Он совсем успокоился и тихо прошептал:

— Я больше не буду драться. Никогда не буду.

Она понесла его на руках в дом. И всё время целовала его. Ему было щекотно. Он смеялся и зажимал ей рот руками.

Весь день Ниночка была какая-то рассеянная. Не находила себе места. Начинала говорить и забывала кончить. Не отвечала на вопросы. Спрашивала и, не дождавшись ответа, уходила в другую комнату.

— Что с тобой, Ниночка? — встревожилась бабушка.

— Ничего, ничего… так… Глупости…

Вечером Коленька уселся за круглый стол рисовать синим карандашом. Он с увлечением чертил синие фигуры.

Ниночка тихонько села против него и стала рассматривать, совсем как постороннего.

На лампе абажур был тёмный и на стол падал яркий круг свита, от этого вся комната казалась чёрной.
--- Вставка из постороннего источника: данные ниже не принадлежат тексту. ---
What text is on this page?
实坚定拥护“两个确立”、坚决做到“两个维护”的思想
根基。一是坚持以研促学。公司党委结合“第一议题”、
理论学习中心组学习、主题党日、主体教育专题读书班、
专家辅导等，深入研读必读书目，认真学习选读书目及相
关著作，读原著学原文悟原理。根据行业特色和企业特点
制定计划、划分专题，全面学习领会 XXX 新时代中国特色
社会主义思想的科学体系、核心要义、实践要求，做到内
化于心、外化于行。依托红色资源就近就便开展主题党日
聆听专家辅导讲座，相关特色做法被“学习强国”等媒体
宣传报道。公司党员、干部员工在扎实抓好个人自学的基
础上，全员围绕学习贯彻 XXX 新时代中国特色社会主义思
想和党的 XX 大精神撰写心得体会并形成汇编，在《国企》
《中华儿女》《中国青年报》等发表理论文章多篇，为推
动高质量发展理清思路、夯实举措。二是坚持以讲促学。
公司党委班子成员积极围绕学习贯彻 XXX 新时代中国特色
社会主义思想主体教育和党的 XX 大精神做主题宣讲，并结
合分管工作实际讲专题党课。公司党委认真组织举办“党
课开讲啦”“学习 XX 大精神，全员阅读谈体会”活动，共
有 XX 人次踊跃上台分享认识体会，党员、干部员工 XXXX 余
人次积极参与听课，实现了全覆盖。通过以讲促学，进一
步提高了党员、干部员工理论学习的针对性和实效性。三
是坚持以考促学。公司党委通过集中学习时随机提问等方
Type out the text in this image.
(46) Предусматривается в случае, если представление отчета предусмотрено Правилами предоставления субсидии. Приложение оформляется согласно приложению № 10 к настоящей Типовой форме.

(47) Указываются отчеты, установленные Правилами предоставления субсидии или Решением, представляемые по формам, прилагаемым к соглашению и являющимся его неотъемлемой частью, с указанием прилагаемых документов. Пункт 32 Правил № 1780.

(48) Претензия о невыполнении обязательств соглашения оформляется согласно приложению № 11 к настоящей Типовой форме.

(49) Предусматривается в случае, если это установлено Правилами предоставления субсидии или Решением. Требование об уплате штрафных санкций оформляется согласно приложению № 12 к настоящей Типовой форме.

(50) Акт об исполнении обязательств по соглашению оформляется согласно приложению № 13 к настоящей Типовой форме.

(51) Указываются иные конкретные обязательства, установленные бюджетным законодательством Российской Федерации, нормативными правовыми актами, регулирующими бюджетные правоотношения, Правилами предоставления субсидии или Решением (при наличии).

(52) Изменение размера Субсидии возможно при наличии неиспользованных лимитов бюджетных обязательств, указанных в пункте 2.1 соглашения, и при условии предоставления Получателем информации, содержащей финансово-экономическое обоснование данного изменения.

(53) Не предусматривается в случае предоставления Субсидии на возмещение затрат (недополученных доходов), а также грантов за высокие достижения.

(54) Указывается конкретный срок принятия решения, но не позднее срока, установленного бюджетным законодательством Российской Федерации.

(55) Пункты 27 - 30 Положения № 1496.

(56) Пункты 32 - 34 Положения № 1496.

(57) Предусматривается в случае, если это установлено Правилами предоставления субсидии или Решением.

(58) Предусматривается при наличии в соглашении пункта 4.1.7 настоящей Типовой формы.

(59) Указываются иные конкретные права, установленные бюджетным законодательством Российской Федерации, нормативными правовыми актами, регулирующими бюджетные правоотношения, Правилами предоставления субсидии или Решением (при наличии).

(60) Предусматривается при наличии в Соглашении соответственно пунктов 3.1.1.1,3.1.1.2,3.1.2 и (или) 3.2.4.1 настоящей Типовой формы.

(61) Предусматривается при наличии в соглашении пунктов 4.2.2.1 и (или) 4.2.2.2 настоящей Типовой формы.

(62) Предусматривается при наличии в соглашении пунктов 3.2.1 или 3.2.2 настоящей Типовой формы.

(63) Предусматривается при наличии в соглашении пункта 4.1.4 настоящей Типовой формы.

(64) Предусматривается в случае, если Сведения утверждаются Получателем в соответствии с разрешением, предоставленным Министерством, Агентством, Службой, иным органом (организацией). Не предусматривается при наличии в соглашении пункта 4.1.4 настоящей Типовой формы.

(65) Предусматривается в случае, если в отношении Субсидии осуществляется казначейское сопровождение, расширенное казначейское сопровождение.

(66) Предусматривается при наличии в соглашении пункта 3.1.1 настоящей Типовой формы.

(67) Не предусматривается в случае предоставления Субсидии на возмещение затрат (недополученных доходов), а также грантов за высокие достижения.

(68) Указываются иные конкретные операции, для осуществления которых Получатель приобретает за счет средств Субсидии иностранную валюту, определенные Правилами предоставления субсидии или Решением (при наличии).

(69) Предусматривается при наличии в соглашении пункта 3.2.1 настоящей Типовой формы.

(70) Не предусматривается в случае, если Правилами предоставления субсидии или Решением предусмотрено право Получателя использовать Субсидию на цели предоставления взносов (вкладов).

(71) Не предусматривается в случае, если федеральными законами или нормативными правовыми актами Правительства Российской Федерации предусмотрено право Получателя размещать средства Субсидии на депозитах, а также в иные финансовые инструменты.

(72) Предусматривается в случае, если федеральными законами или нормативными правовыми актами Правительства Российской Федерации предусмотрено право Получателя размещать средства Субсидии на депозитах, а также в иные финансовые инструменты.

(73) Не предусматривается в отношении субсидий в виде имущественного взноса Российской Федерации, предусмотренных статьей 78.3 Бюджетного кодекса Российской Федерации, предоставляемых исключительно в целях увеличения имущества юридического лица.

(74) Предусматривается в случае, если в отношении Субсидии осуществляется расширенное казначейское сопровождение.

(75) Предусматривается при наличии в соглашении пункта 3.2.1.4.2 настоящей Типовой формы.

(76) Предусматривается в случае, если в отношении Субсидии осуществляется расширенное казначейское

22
Фигура Коленьки выделялась резко, точно вставленная в раму.

Ниночка не старалась успокоить себя. Напротив, с какой-то упорной жестокостью она выискивала сходство с тем, страшным лицом. Полузакрыла глаза, чтобы мягкие, детские черты стали туманнее и чтобы резче выступало то, что особенно врезалось ей в память и было почему-то особенно ненавистно: толстые, синеватые губы и нелепо вывороченные ноздри. Она напрягала все силы, чтобы не видеть ничего остального, ничего детского, чтобы довести сходство до конца. И чем больше это ей удавалось, тем ненавистнее становился чужой некрасивый мальчик, сидевший за круглым столом, и тем холодней и упорней она продолжала его рассматривать.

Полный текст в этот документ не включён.